Great, he replied. I told her all about my job, my family, my hobbies, my life, the lot.
And what did you find out about her?
Has she messaged you about getting together again?
That's the funny thing... no.
I mentioned that story to a group of lovely Scottish Government Civil Servants I was talking to about communications in Edinburgh this week.
The reason? They'd been kind enough to say they really enjoyed the course, and got a lot from it.
We were discussing what makes a good teaching session, speech, or workshop - anything to do with communications.
The answer, for me, is about making it a conversation; a dialogue, rather than a monologue.
(i.e. very much NOT like my dear friend's best efforts at his date.)
Who wants to just sit there and be talked at? You're quickly going to lose interest.

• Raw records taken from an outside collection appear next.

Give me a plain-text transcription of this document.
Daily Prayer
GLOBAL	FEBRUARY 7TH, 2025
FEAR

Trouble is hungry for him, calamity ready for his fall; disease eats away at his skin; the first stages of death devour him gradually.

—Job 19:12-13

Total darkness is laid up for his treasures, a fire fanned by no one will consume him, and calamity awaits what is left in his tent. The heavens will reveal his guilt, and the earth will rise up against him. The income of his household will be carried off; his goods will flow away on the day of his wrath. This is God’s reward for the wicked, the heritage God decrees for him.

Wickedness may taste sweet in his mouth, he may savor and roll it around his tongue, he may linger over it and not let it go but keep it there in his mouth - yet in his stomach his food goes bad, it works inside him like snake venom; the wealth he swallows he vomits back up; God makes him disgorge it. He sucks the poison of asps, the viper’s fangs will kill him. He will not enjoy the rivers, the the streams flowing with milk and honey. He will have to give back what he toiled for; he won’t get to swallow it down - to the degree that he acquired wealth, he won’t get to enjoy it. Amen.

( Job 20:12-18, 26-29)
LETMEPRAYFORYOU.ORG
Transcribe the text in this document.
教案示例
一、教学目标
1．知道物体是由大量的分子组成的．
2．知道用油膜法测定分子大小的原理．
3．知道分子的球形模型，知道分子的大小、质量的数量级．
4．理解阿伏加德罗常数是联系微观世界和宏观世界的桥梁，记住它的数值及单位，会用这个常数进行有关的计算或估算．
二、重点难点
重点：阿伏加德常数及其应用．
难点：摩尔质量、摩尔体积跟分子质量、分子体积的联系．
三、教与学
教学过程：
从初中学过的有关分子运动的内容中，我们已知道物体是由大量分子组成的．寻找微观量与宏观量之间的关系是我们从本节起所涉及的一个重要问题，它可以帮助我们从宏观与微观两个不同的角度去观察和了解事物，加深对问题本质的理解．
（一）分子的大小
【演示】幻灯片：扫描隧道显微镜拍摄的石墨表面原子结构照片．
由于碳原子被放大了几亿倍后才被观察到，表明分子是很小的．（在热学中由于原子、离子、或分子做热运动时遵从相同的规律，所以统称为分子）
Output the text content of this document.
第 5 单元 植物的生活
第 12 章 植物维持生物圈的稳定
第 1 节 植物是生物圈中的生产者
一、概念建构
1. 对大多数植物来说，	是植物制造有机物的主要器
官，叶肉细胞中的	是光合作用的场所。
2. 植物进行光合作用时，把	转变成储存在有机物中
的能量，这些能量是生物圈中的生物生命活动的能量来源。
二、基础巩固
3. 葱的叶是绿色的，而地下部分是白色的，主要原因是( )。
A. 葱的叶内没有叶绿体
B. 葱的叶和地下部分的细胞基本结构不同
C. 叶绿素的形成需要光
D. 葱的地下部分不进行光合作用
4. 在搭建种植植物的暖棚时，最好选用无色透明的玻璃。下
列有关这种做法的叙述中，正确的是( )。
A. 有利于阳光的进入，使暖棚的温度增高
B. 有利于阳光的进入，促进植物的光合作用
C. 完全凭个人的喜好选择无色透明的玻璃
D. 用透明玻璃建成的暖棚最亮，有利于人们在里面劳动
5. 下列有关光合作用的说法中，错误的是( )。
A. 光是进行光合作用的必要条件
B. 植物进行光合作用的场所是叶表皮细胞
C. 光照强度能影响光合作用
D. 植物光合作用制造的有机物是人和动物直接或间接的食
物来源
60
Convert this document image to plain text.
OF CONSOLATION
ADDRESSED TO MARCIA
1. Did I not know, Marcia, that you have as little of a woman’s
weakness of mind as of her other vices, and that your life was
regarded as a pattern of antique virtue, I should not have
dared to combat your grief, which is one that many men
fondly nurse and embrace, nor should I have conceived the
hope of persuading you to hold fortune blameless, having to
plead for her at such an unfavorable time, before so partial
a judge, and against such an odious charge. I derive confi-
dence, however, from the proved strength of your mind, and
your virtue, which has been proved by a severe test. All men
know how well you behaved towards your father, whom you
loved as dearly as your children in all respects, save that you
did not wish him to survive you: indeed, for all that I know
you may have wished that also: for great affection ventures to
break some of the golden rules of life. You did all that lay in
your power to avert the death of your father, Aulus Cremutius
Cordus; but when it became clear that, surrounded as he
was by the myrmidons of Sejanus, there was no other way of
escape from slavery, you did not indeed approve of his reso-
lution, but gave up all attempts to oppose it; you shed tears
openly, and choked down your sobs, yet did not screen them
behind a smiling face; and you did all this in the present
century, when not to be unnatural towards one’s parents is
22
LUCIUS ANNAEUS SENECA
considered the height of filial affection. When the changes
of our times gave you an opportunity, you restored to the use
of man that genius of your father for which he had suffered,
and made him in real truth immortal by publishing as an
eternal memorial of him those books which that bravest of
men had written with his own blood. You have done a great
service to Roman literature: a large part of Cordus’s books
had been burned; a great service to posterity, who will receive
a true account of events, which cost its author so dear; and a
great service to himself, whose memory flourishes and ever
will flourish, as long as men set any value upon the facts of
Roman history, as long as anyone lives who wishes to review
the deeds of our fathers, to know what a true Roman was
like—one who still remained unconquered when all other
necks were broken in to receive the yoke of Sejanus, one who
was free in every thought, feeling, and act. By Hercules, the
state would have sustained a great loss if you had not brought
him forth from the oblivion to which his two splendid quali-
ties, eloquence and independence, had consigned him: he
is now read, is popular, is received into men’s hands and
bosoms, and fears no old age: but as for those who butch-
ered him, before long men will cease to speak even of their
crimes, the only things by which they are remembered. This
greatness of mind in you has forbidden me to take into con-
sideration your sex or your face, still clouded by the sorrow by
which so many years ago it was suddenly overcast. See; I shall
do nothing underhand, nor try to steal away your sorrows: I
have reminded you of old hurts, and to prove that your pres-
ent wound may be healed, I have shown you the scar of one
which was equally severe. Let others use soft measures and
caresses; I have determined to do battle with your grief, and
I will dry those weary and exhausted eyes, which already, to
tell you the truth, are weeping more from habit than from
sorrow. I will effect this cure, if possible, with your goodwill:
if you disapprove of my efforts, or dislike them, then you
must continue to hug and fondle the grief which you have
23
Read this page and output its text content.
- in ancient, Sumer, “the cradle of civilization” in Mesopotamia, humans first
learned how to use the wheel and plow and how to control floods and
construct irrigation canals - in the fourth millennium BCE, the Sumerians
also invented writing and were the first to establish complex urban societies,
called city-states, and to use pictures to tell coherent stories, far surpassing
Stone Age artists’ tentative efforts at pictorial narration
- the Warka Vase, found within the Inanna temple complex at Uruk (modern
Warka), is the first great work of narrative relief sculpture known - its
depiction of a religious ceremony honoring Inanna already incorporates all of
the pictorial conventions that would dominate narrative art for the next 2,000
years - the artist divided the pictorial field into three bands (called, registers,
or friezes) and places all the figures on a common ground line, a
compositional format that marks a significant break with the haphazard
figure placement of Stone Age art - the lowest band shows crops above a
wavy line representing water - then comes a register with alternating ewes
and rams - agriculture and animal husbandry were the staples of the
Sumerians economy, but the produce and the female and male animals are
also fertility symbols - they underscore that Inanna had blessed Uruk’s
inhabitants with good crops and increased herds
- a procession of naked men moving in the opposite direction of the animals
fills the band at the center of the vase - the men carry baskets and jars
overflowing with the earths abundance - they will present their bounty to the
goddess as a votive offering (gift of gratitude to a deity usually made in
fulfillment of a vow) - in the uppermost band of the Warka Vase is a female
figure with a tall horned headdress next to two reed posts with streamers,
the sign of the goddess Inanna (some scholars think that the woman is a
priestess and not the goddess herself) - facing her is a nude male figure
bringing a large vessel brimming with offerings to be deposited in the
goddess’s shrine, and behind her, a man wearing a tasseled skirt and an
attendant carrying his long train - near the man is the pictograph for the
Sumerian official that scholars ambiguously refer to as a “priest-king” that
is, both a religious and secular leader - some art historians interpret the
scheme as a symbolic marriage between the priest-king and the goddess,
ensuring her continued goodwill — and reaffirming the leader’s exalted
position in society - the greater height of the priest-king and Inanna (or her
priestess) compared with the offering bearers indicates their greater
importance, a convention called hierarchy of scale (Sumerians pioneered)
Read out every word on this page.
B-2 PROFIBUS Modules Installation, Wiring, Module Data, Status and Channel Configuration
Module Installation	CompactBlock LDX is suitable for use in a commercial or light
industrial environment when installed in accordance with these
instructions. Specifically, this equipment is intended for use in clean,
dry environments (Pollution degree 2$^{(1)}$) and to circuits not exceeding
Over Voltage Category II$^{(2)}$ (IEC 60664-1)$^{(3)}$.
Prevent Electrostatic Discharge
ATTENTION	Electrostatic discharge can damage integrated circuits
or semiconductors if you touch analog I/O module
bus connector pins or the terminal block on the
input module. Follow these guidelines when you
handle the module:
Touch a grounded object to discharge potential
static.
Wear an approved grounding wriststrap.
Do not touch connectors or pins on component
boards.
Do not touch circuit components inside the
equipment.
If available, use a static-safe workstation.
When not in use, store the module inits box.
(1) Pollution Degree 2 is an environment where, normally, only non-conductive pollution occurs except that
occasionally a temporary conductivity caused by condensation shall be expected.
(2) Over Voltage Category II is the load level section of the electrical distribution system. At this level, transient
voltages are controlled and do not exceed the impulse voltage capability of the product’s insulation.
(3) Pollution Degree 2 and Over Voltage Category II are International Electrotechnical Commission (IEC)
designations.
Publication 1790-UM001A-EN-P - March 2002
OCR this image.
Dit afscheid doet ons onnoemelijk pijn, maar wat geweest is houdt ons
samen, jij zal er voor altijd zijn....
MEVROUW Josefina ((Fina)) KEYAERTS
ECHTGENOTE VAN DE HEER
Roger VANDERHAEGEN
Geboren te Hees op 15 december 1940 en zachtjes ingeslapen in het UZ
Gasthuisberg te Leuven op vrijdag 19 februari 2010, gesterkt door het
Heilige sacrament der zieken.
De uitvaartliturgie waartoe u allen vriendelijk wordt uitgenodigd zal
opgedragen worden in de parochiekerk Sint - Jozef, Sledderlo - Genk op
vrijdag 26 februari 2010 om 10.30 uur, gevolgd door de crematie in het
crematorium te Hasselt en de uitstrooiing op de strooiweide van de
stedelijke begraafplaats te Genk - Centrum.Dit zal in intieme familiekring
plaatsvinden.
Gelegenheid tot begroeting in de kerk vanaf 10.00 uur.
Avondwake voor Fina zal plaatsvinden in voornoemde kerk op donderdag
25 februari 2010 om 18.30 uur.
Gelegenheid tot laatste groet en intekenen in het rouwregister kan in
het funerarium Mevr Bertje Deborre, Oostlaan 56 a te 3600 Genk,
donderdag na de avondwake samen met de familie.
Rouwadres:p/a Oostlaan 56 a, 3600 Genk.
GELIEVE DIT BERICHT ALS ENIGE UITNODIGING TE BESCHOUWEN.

But if your presenter (or date!) asks you questions, poses challenges, prompts discussions, sets you tasks and makes you think...
The dynamic of the room changes. In an instant.
From something flat to a far more sparky, engaging and interesting experience.
It's a trick that works across the communications field -
From speeches (Who needs rhetorical questions?!), to soundbites (Ask not what your country can do for you, Ask what you can do for your country...)
To social media (What's your opinion of...?) to plays (listen to Under Milk Wood for the wonderful variety of voices) to teaching, like my session in Scotland.
Which all sounds simple enough. But the tricky part is that it requires courage.
Because there's always that big Will anyone actually respond? moment.
And what's the worst thing that can happen on a date? Or in a lecture, or talk, when the presenter asks a question? What are we afraid of?
Silence... tumbleweed... awkwardness...
But, in my experience, someone always pipes up.
Because they instinctively understand that's the way communication works.
If you'll excuse my fancy for playing with words - dialogue agog, monologue slog.
And once that ice is broken you're away and running, heading happily for the sunlit uplands of a rewarding and enjoyable lecture, talk, or workshop.